Son visage exprimait l’indécision, le désir d’un conseil, d’un appui, d’un guide dans une question aussi épineuse.

« Non, interrompit Lydie Ivanovna. Il y a des limites à tout. Je comprends l’immoralité, dit-elle sans aucune véracité, puisqu’elle ignorait pourquoi les femmes pouvaient être immorales, mais ce que je ne comprends pas, c’est la cruauté, et envers qui ? Envers vous ! Comment peut-elle rester dans la même ville que vous ? On n’est jamais trop vieux pour apprendre, et moi j’apprends tous les jours à comprendre votre grandeur et sa bassesse.

— Qui de nous jettera la première pierre ! dit Karénine visiblement satisfait du rôle qu’il jouait. Après avoir tout pardonné, puis-je la priver de ce qui est un besoin de son cœur, son amour pour l’enfant… ?

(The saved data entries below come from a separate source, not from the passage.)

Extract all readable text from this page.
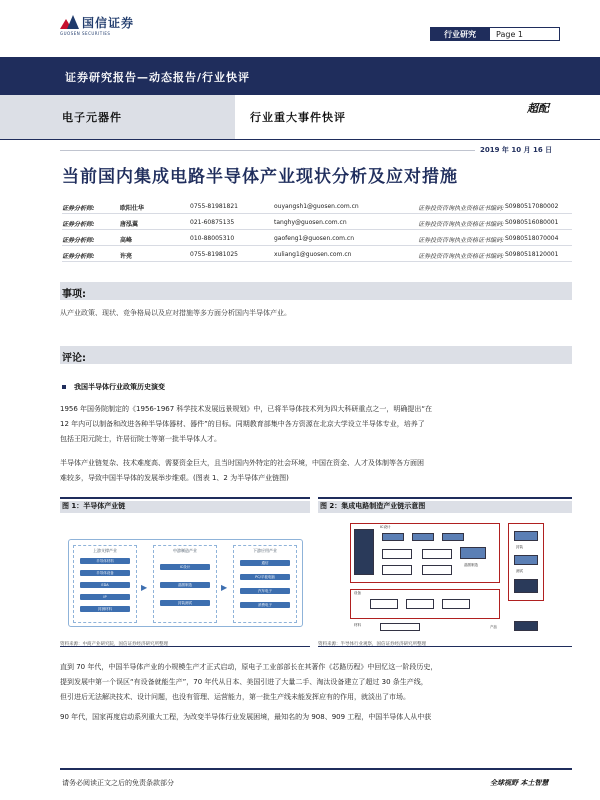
国信证券
GUOSEN SECURITIES	行业研究	Page 1
证券研究报告—动态报告/行业快评
电子元器件	行业重大事件快评
超配
2019 年 10 月 16 日
当前国内集成电路半导体产业现状分析及应对措施
证券分析师:	欧阳仕华	0755-81981821	ouyangsh1@guosen.com.cn	证券投资咨询执业资格证书编码: S0980517080002
证券分析师:	唐泓翼	021-60875135	tanghy@guosen.com.cn	证券投资咨询执业资格证书编码: S0980516080001
证券分析师:	高峰	010-88005310	gaofeng1@guosen.com.cn	证券投资咨询执业资格证书编码: S0980518070004
证券分析师:	许亮	0755-81981025	xuliang1@guosen.com.cn	证券投资咨询执业资格证书编码: S0980518120001
事项:
从产业政策、现状、竞争格局以及应对措施等多方面分析国内半导体产业。
评论:
我国半导体行业政策历史演变
1956 年国务院制定的《1956-1967 科学技术发展远景规划》中，已将半导体技术列为四大科研重点之一，明确提出“在
12 年内可以制备和改进各种半导体器材、器件”的目标。同期教育部集中各方资源在北京大学设立半导体专业，培养了
包括王阳元院士，许居衍院士等第一批半导体人才。
半导体产业链复杂、技术难度高、需要资金巨大，且当时国内外特定的社会环境，中国在资金、人才及体制等各方面困
难较多，导致中国半导体的发展举步维艰。(图表 1、2 为半导体产业链图)
图 1：半导体产业链
上游支撑产业
半导体材料
半导体设备
EDA
IP
封测材料
▶
中游制造产业
IC设计
晶圆制造
封装测试
▶
下游应用产业
通信
PC/平板电脑
汽车电子
消费电子
资料来源：中商产业研究院，国信证券经济研究所整理
图 2：集成电路制造产业链示意图
IC设计
晶圆制造
封装
测试
设备
材料	产品
资料来源：半导体行业观察，国信证券经济研究所整理
直到 70 年代，中国半导体产业的小规模生产才正式启动，原电子工业部部长在其著作《芯路历程》中回忆这一阶段历史，
提到发展中第一个误区“有设备就能生产”，70 年代从日本、美国引进了大量二手、淘汰设备建立了超过 30 条生产线，
但引进后无法解决技术、设计问题，也没有管理、运营能力，第一批生产线未能发挥应有的作用，就淡出了市场。
90 年代，国家再度启动系列重大工程，为改变半导体行业发展困境，最知名的为 908、909 工程，中国半导体人从中获
请务必阅读正文之后的免责条款部分	全球视野 本土智慧
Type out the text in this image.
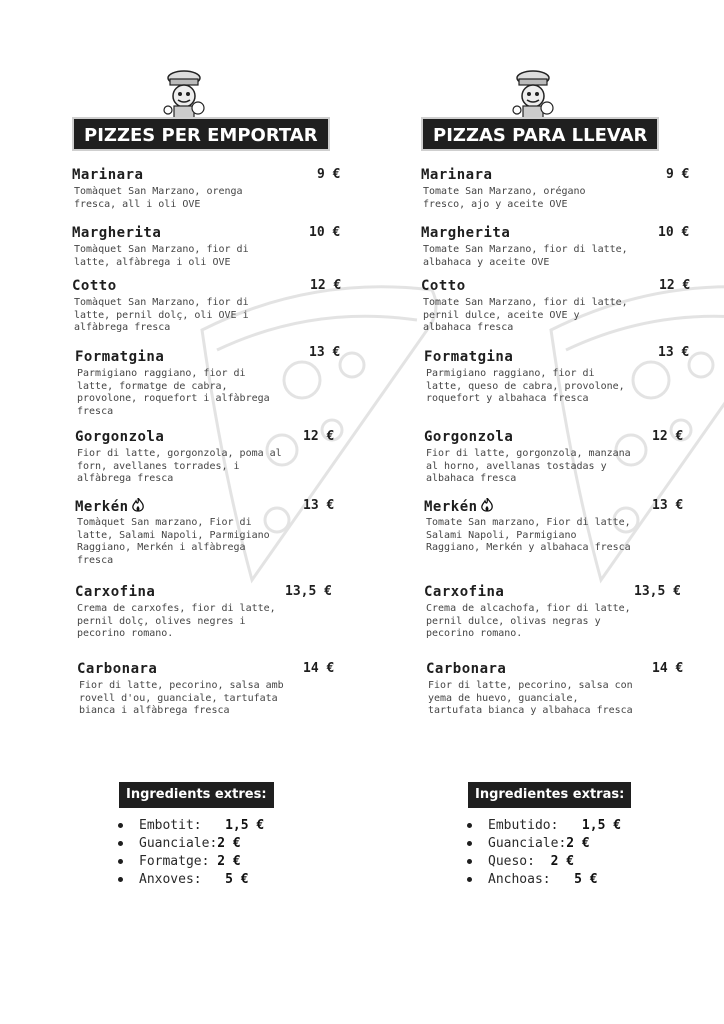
PIZZES PER EMPORTAR
Marinara	9 €
Tomàquet San Marzano, orenga fresca, all i oli OVE
Margherita	10 €
Tomàquet San Marzano, fior di latte, alfàbrega i oli OVE
Cotto	12 €
Tomàquet San Marzano, fior di latte, pernil dolç, oli OVE i alfàbrega fresca
Formatgina	13 €
Parmigiano raggiano, fior di latte, formatge de cabra, provolone, roquefort i alfàbrega fresca
Gorgonzola	12 €
Fior di latte, gorgonzola, poma al forn, avellanes torrades, i alfàbrega fresca
Merkén	13 €
Tomàquet San marzano, Fior di latte, Salami Napoli, Parmigiano Raggiano, Merkén i alfàbrega fresca
Carxofina	13,5 €
Crema de carxofes, fior di latte, pernil dolç, olives negres i pecorino romano.
Carbonara	14 €
Fior di latte, pecorino, salsa amb rovell d'ou, guanciale, tartufata bianca i alfàbrega fresca
Ingredients extres:
Embotit:   1,5 €
Guanciale:2 €
Formatge: 2 €
Anxoves:   5 €
PIZZAS PARA LLEVAR
Marinara	9 €
Tomate San Marzano, orégano fresco, ajo y aceite OVE
Margherita	10 €
Tomate San Marzano, fior di latte, albahaca y aceite OVE
Cotto	12 €
Tomate San Marzano, fior di latte, pernil dulce, aceite OVE y albahaca fresca
Formatgina	13 €
Parmigiano raggiano, fior di latte, queso de cabra, provolone, roquefort y albahaca fresca
Gorgonzola	12 €
Fior di latte, gorgonzola, manzana al horno, avellanas tostadas y albahaca fresca
Merkén	13 €
Tomate San marzano, Fior di latte, Salami Napoli, Parmigiano Raggiano, Merkén y albahaca fresca
Carxofina	13,5 €
Crema de alcachofa, fior di latte, pernil dulce, olivas negras y pecorino romano.
Carbonara	14 €
Fior di latte, pecorino, salsa con yema de huevo, guanciale, tartufata bianca y albahaca fresca
Ingredientes extras:
Embutido:   1,5 €
Guanciale:2 €
Queso:  2 €
Anchoas:   5 €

— Est-ce bien de l’amour, mon ami ? Tout cela est-il sincère ? Vous avez pardonné, et vous pardonnez encore, je le veux bien ; mais avons-nous le droit de troubler l’âme de ce petit ange ? Il la croit morte ; il prie pour elle, et demande à Dieu le pardon de ses péchés ; que penserait-il maintenant ?

— Je n’y avais pas songé », dit Alexis Alexandrovitch en reconnaissant la justesse de ce raisonnement.